Поблагодарив мастеров комбинированных съемок за их труды и вдохновение, я сказал: пусть всё останется как было.
Как есть до сих пор.
Но именно тогда пронзила мысль: а что, если б статуи и вовсе не было?
Я испытал то холодящее душу ощущение, которое хотя бы раз в жизни посещает человека: понимание того, что он мог бы и вовсе не родиться на свет, что мир обошелся бы и без него — и был бы, всё равно, прекрасен.
Но само это ощущение уже является актом творчества.
Помню, что именно тогда меня и осенило: а ведь можно сделать фильм и о самой этой статуе!
Про то, как четверо ваятелей — Андреев, Шадр, Манизер, Мухина — выполняя поручение правительства, втайне друг от друга, лепили из глины модель «Рабочего и колхозницы», каждый на свой лад; как Вера Мухина, которой меньше всех хотелось браться за эту работу, победила в конкурсе; как ей пришлось лазать с молотком по стальным конструкциям в заводском цеху; про то, как однажды, среди ночи, на завод приехал Сталин и двадцать минут, молча, рассматривал изваяние в лучах прожекторов; как расчлененную статую везли в Париж на железнодорожных платформах через всю Европу, и где-то в Польше сказали, что она не пройдет в туннель, и блоки из нержавеющей стали пришлось опять резать автогеном…
Я зарылся в архивы. Дни напролет проводил в заводских цехах. Искал и находил людей, сотворивших своими руками это чудо. Тревожил память тех, кто рад был забыть прошлое. Извел тонну бумаги, бочку чернил…

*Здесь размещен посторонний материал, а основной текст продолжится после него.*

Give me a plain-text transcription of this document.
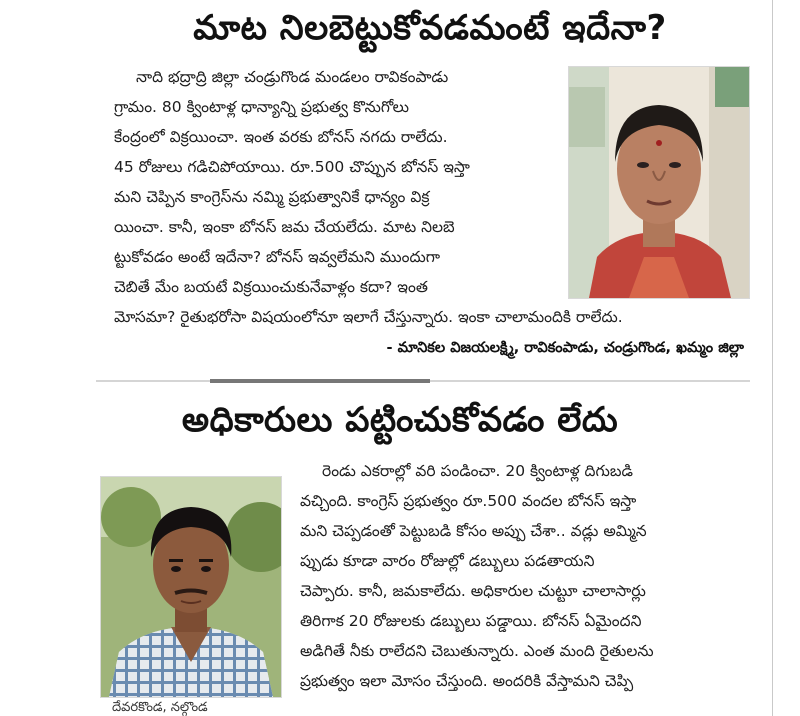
మాట నిలబెట్టుకోవడమంటే ఇదేనా?
నాది భద్రాద్రి జిల్లా చండ్రుగొండ మండలం రావికంపాడు
గ్రామం. 80 క్వింటాళ్ల ధాన్యాన్ని ప్రభుత్వ కొనుగోలు
కేంద్రంలో విక్రయించా. ఇంత వరకు బోనస్ నగదు రాలేదు.
45 రోజులు గడిచిపోయాయి. రూ.500 చొప్పున బోనస్ ఇస్తా
మని చెప్పిన కాంగ్రెస్‌ను నమ్మి ప్రభుత్వానికే ధాన్యం విక్ర
యించా. కానీ, ఇంకా బోనస్ జమ చేయలేదు. మాట నిలబె
ట్టుకోవడం అంటే ఇదేనా? బోనస్ ఇవ్వలేమని ముందుగా
చెబితే మేం బయటే విక్రయించుకునేవాళ్లం కదా? ఇంత
మోసమా? రైతుభరోసా విషయంలోనూ ఇలాగే చేస్తున్నారు. ఇంకా చాలామందికి రాలేదు.
- మానికల విజయలక్ష్మి, రావికంపాడు, చండ్రుగొండ, ఖమ్మం జిల్లా
అధికారులు పట్టించుకోవడం లేదు
రెండు ఎకరాల్లో వరి పండించా. 20 క్వింటాళ్ల దిగుబడి
వచ్చింది. కాంగ్రెస్ ప్రభుత్వం రూ.500 వందల బోనస్ ఇస్తా
మని చెప్పడంతో పెట్టుబడి కోసం అప్పు చేశా.. వడ్లు అమ్మిన
ప్పుడు కూడా వారం రోజుల్లో డబ్బులు పడతాయని
చెప్పారు. కానీ, జమకాలేదు. అధికారుల చుట్టూ చాలాసార్లు
తిరిగాక 20 రోజులకు డబ్బులు పడ్డాయి. బోనస్ ఏమైందని
అడిగితే నీకు రాలేదని చెబుతున్నారు. ఎంత మంది రైతులను
ప్రభుత్వం ఇలా మోసం చేస్తుంది. అందరికి వేస్తామని చెప్పి
దేవరకొండ, నల్గొండ
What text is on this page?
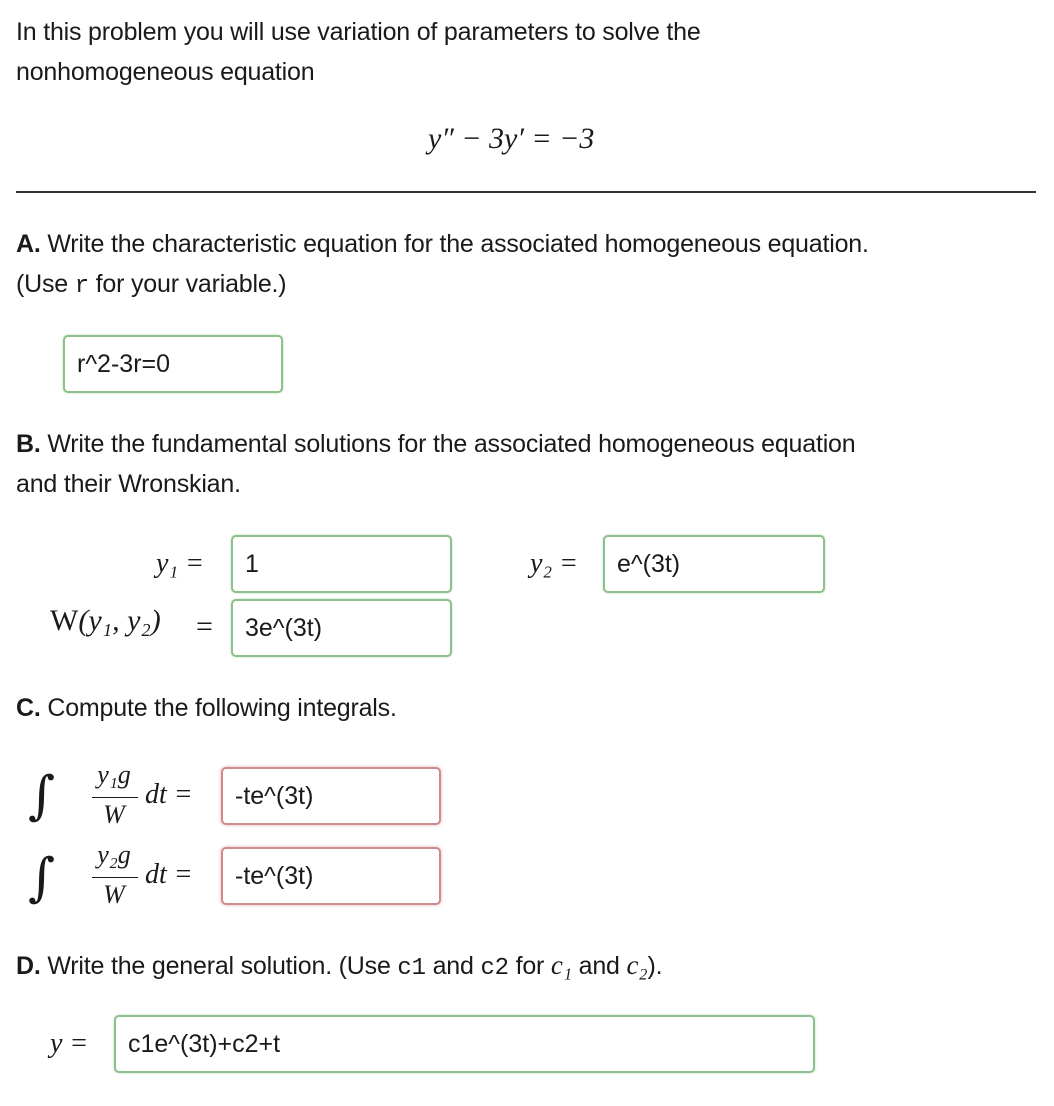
In this problem you will use variation of parameters to solve the
nonhomogeneous equation
y″ − 3y′ = −3
A. Write the characteristic equation for the associated homogeneous equation.
(Use r for your variable.)
r^2-3r=0
B. Write the fundamental solutions for the associated homogeneous equation
and their Wronskian.
y₁ =	1	y₂ =	e^(3t)
W(y₁, y₂) =	3e^(3t)
C. Compute the following integrals.
∫	y₁g
W
dt =	-te^(3t)
∫	y₂g
W
dt =	-te^(3t)
D. Write the general solution. (Use c1 and c2 for c₁ and c₂).
y =	c1e^(3t)+c2+t
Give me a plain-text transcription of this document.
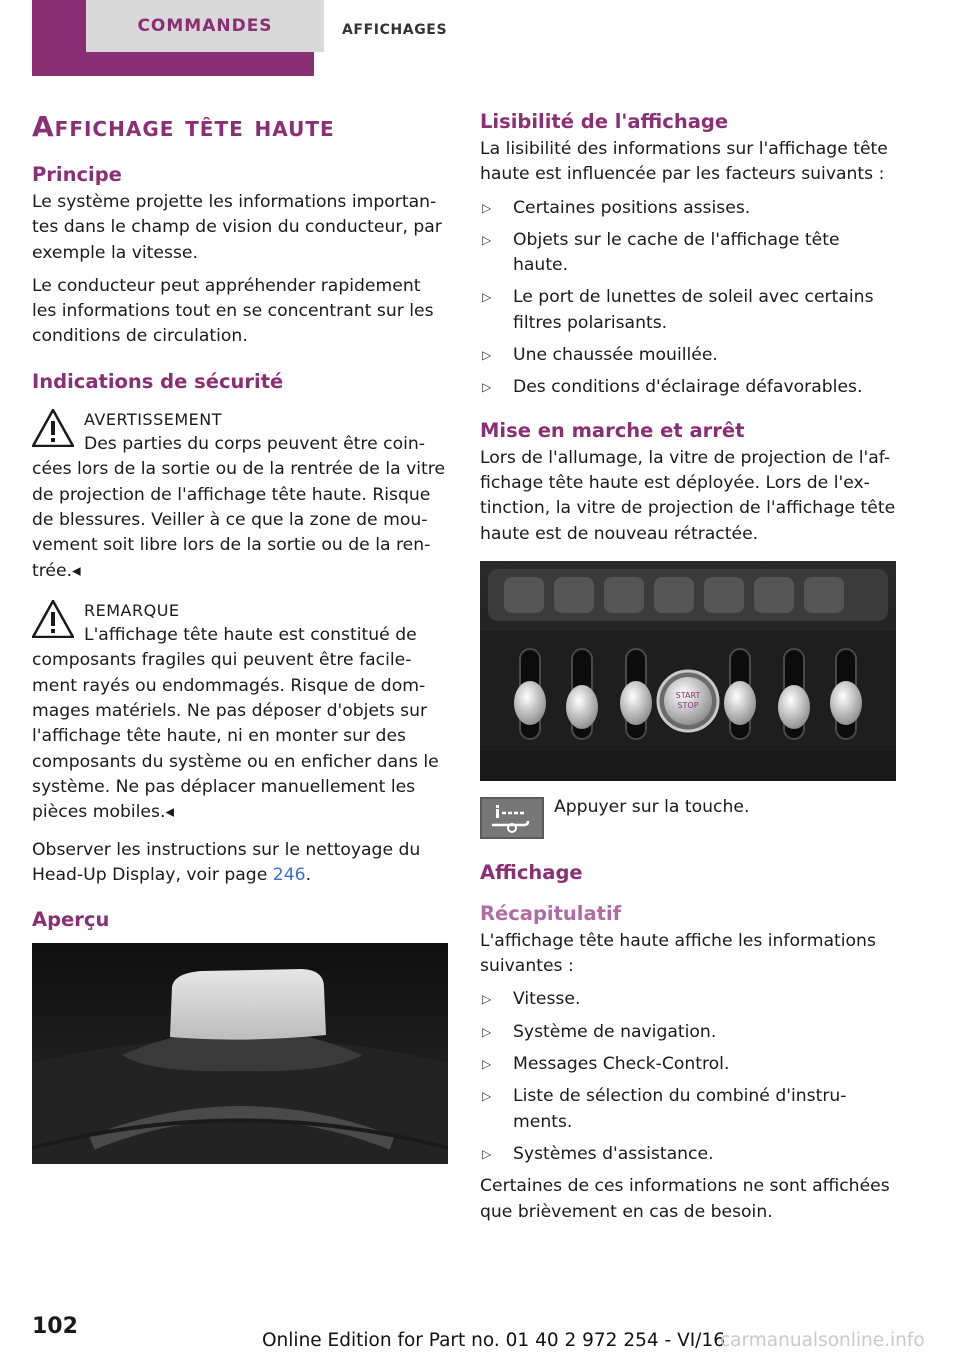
COMMANDES	AFFICHAGES
Affichage tête haute
Principe

Le système projette les informations importan-tes dans le champ de vision du conducteur, par exemple la vitesse.

Le conducteur peut appréhender rapidement les informations tout en se concentrant sur les conditions de circulation.

Indications de sécurité
AVERTISSEMENT

Des parties du corps peuvent être coin-cées lors de la sortie ou de la rentrée de la vitre de projection de l'affichage tête haute. Risque de blessures. Veiller à ce que la zone de mou-vement soit libre lors de la sortie ou de la ren-trée.◂

REMARQUE

L'affichage tête haute est constitué de composants fragiles qui peuvent être facile-ment rayés ou endommagés. Risque de dom-mages matériels. Ne pas déposer d'objets sur l'affichage tête haute, ni en monter sur des composants du système ou en enficher dans le système. Ne pas déplacer manuellement les pièces mobiles.◂

Observer les instructions sur le nettoyage du Head-Up Display, voir page 246.

Aperçu
Lisibilité de l'affichage

La lisibilité des informations sur l'affichage tête haute est influencée par les facteurs suivants :

▷ Certaines positions assises.
▷ Objets sur le cache de l'affichage tête haute.
▷ Le port de lunettes de soleil avec certains filtres polarisants.
▷ Une chaussée mouillée.
▷ Des conditions d'éclairage défavorables.
Mise en marche et arrêt

Lors de l'allumage, la vitre de projection de l'af-fichage tête haute est déployée. Lors de l'ex-tinction, la vitre de projection de l'affichage tête haute est de nouveau rétractée.

START
STOP
Appuyer sur la touche.
Affichage
Récapitulatif

L'affichage tête haute affiche les informations suivantes :

▷ Vitesse.
▷ Système de navigation.
▷ Messages Check-Control.
▷ Liste de sélection du combiné d'instru-ments.
▷ Systèmes d'assistance.

Certaines de ces informations ne sont affichées que brièvement en cas de besoin.

102
Online Edition for Part no. 01 40 2 972 254 - VI/16
carmanualsonline.info
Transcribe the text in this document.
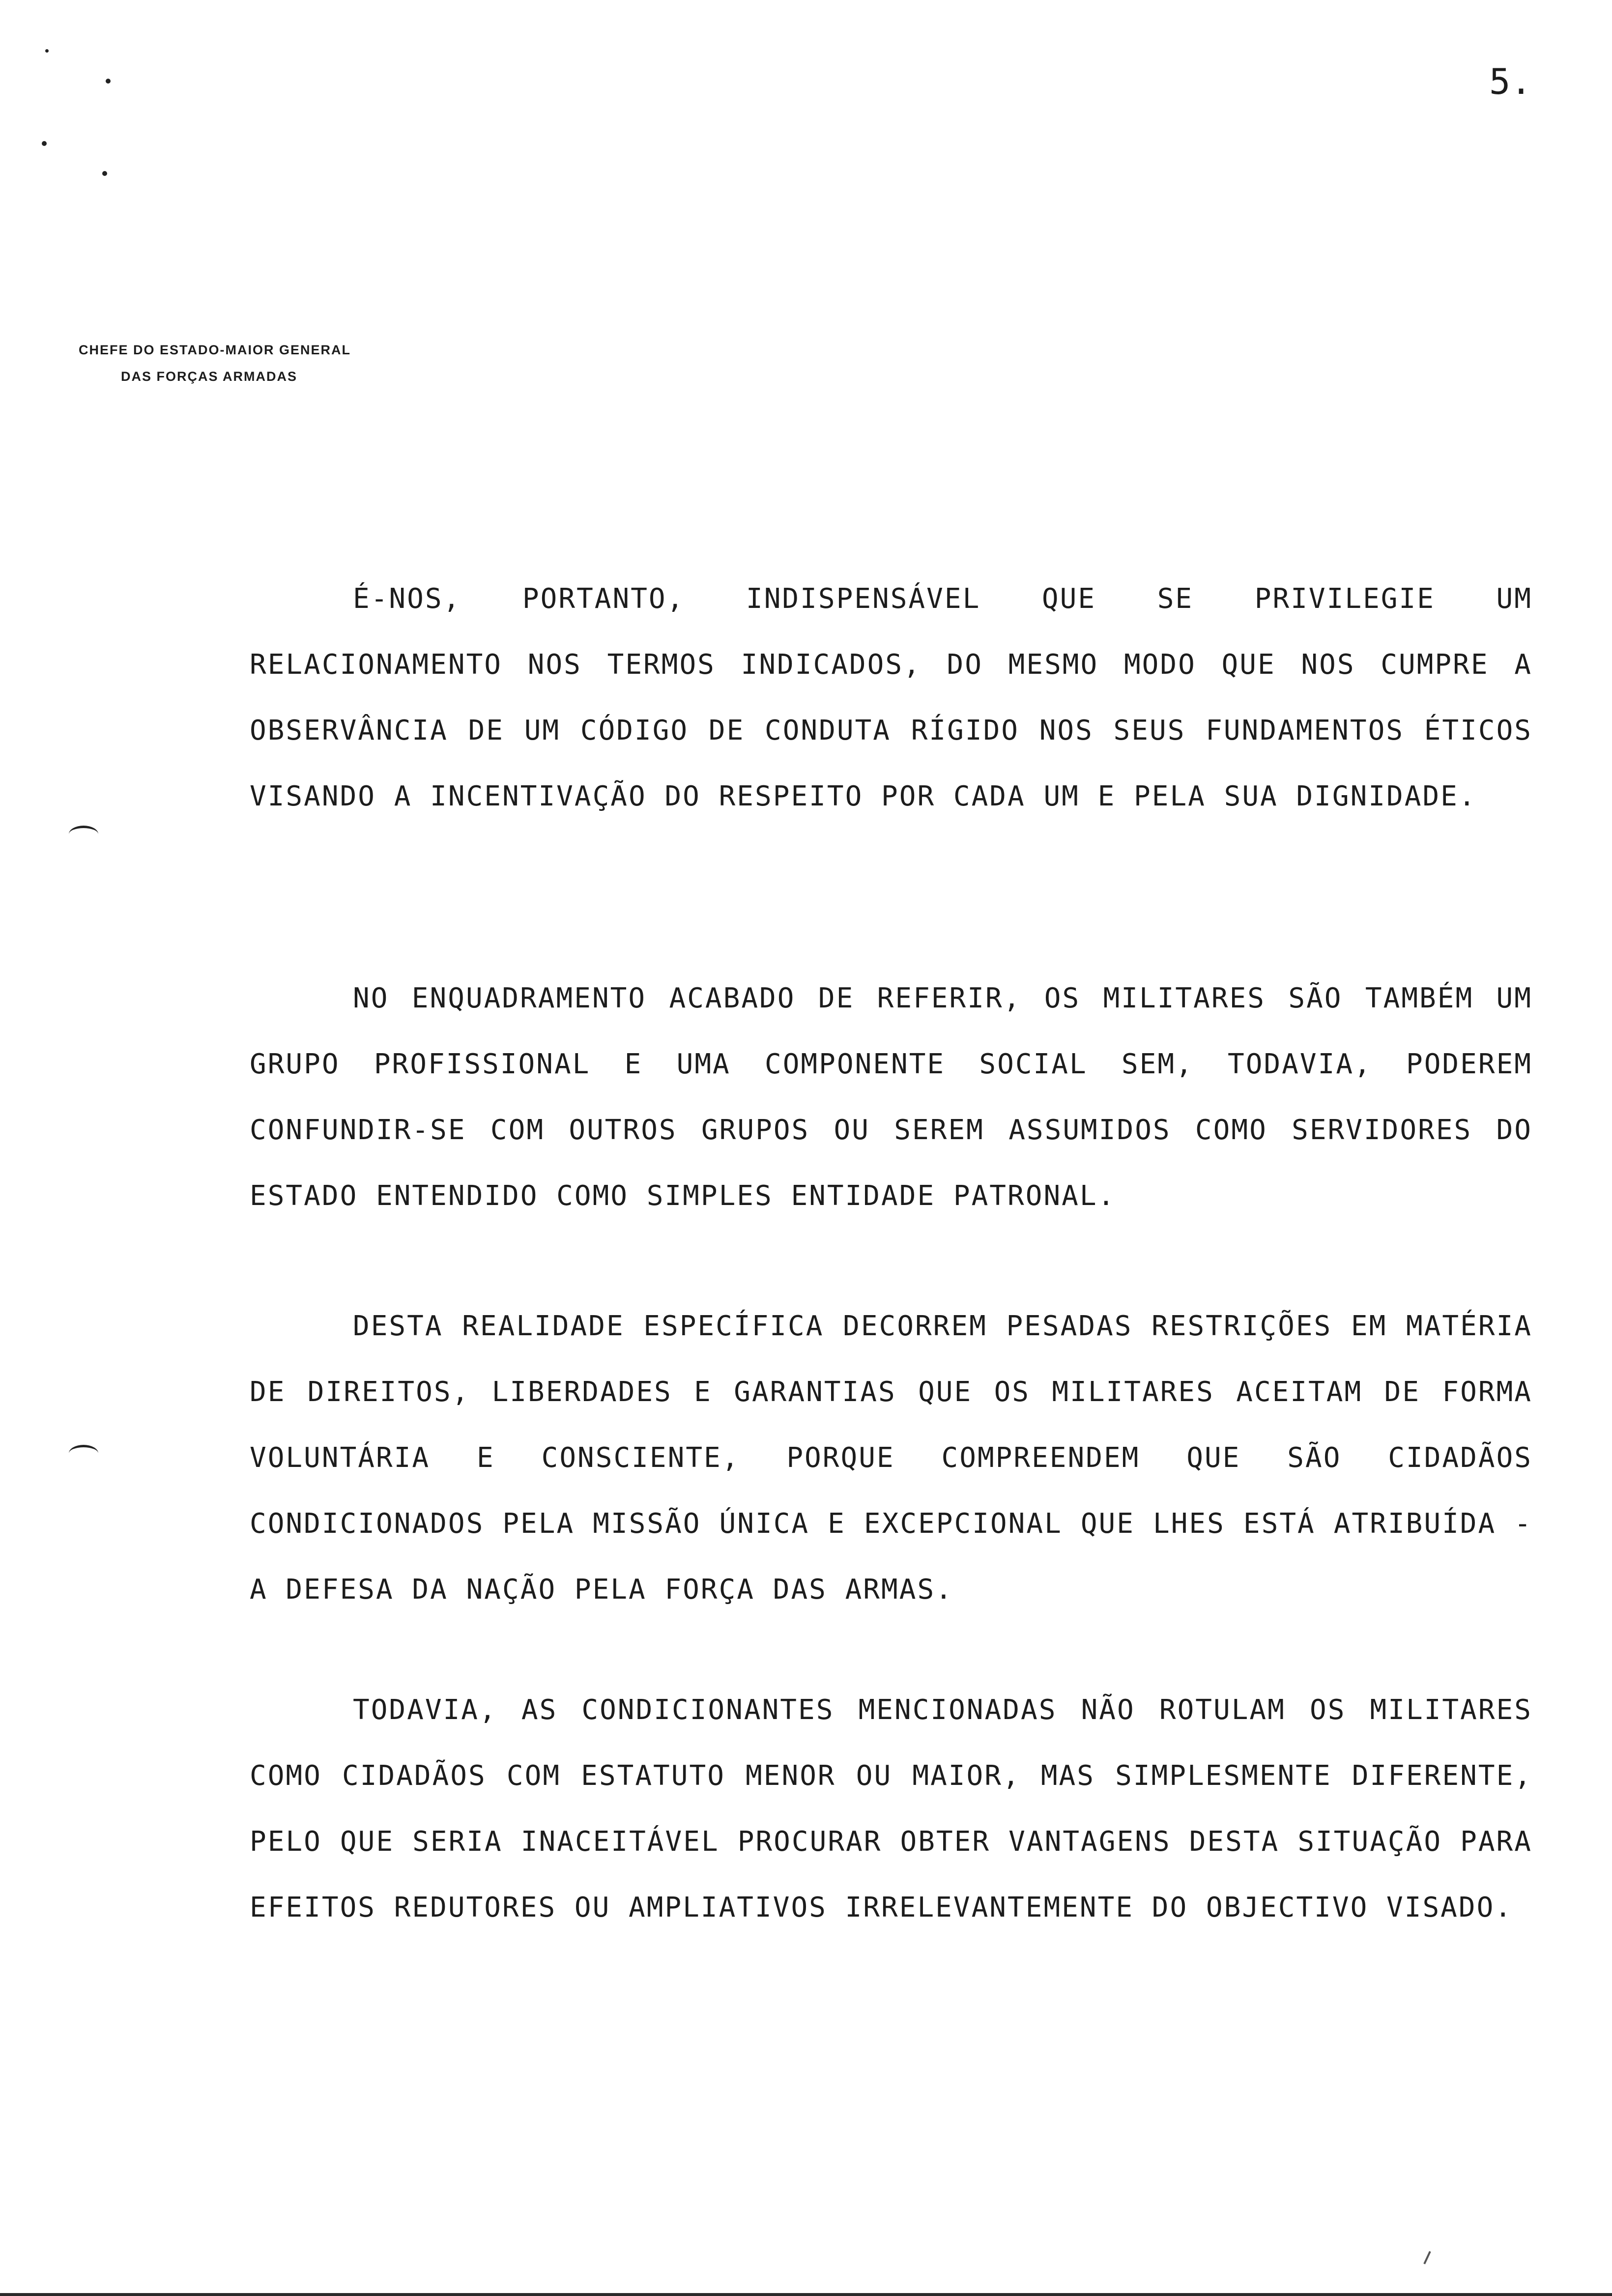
5.
CHEFE DO ESTADO-MAIOR GENERAL
DAS FORÇAS ARMADAS

É-NOS, PORTANTO, INDISPENSÁVEL QUE SE PRIVILEGIE UM RELACIONAMENTO NOS TERMOS INDICADOS, DO MESMO MODO QUE NOS CUMPRE A OBSERVÂNCIA DE UM CÓDIGO DE CONDUTA RÍGIDO NOS SEUS FUNDAMENTOS ÉTICOS VISANDO A INCENTIVAÇÃO DO RESPEITO POR CADA UM E PELA SUA DIGNIDADE.

NO ENQUADRAMENTO ACABADO DE REFERIR, OS MILITARES SÃO TAMBÉM UM GRUPO PROFISSIONAL E UMA COMPONENTE SOCIAL SEM, TODAVIA, PODEREM CONFUNDIR-SE COM OUTROS GRUPOS OU SEREM ASSUMIDOS COMO SERVIDORES DO ESTADO ENTENDIDO COMO SIMPLES ENTIDADE PATRONAL.

DESTA REALIDADE ESPECÍFICA DECORREM PESADAS RESTRIÇÕES EM MATÉRIA DE DIREITOS, LIBERDADES E GARANTIAS QUE OS MILITARES ACEITAM DE FORMA VOLUNTÁRIA E CONSCIENTE, PORQUE COMPREENDEM QUE SÃO CIDADÃOS CONDICIONADOS PELA MISSÃO ÚNICA E EXCEPCIONAL QUE LHES ESTÁ ATRIBUÍDA - A DEFESA DA NAÇÃO PELA FORÇA DAS ARMAS.

TODAVIA, AS CONDICIONANTES MENCIONADAS NÃO ROTULAM OS MILITARES COMO CIDADÃOS COM ESTATUTO MENOR OU MAIOR, MAS SIMPLESMENTE DIFERENTE, PELO QUE SERIA INACEITÁVEL PROCURAR OBTER VANTAGENS DESTA SITUAÇÃO PARA EFEITOS REDUTORES OU AMPLIATIVOS IRRELEVANTEMENTE DO OBJECTIVO VISADO.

А ведь когда-то, вспомнил я, парижане умоляли не увозить статую обратно в Москву, оставить ее навсегда в Париже, в Трокадеро, на берегу Сены, напротив Эйфелевой башни.
Но тогда от этих просьб отмахнулись: самим надо.
Погрузили на платформы и ту-ту.
Остались платаны. Те самые, что были? Или уже другие?
Возвращался домой по затихшим, спящим улочкам Пасси.
В свете фонарей моя собственная тень то забегала вперед, то пряталась за спину, то возникала справа, то уходила влево.
Я понял, что меня преследуют.
Меня преследовали тени былого.
Ведь этот город, куда всякий раз я приезжал новичком, ротозеем, то и дело оглядывающимся и потрясенным, — он, этот город, издавна был для меня отмечен степенью родства.
Здесь жил мой отец. Отсюда он уезжал в свои таинственные вояжи, сюда же возвращался. Под крышами Парижа (под какими? тогда я еще не знал ни одного адреса) был очаг его беглой семьи. Где-то здесь (а где?) была редакция газеты, в которой он работал. Где-то поблизости (но где именно?) была школа, в которой училась его дочь, а моя сестра — Тамара… Что сталось с нею?
Вопрос о степени родства возникал и раньше.
Когда меня исключали из партии — в Сыктывкаре, в пятидесятом, за расстрелянного отца, — тогда же, попутно, был поставлен ребром вопрос о моих тетках, о сестрах матери, Анне и Ольге: почему не указывал в анкетах своих близких родственников? Скрывал от партии белогвардейские корни?.. Даже тогда, даже в Сыктывкаре, нашлись здравомыслящие люди, которые пытались вразумить коллег: ну, зачем же ему было писать о тетках, которых он никогда в жизни не видел? зачем ему еще и их грузить себе на горб? и, вообще, вопрос: являются ли тетки близкими родственниками?
За это уже на здравомыслящих накидывались в ярости: родные тетки — и не являются?! К тому же, если б с этими тетками всё было в порядке, а то — покинули родину с белой армией, с Врангелем!..
Короче говоря, теток мне тоже записали.
Я был напуган так, что и в менее свирепые времена, после Сталина, даже не помышлял сноситься с ними.
Тем более, что моя мама попрежнему состояла в переписке со своей самой старшей и самой мудрой сестрой, с Ольгой. Получала письма, фотографии из Ниццы, из Лиможа, где они теперь жили, иногда из Парижа, куда наведывались по доброму обычаю провинциалов.
Но очередное письмо оттуда уже не застало маму в живых.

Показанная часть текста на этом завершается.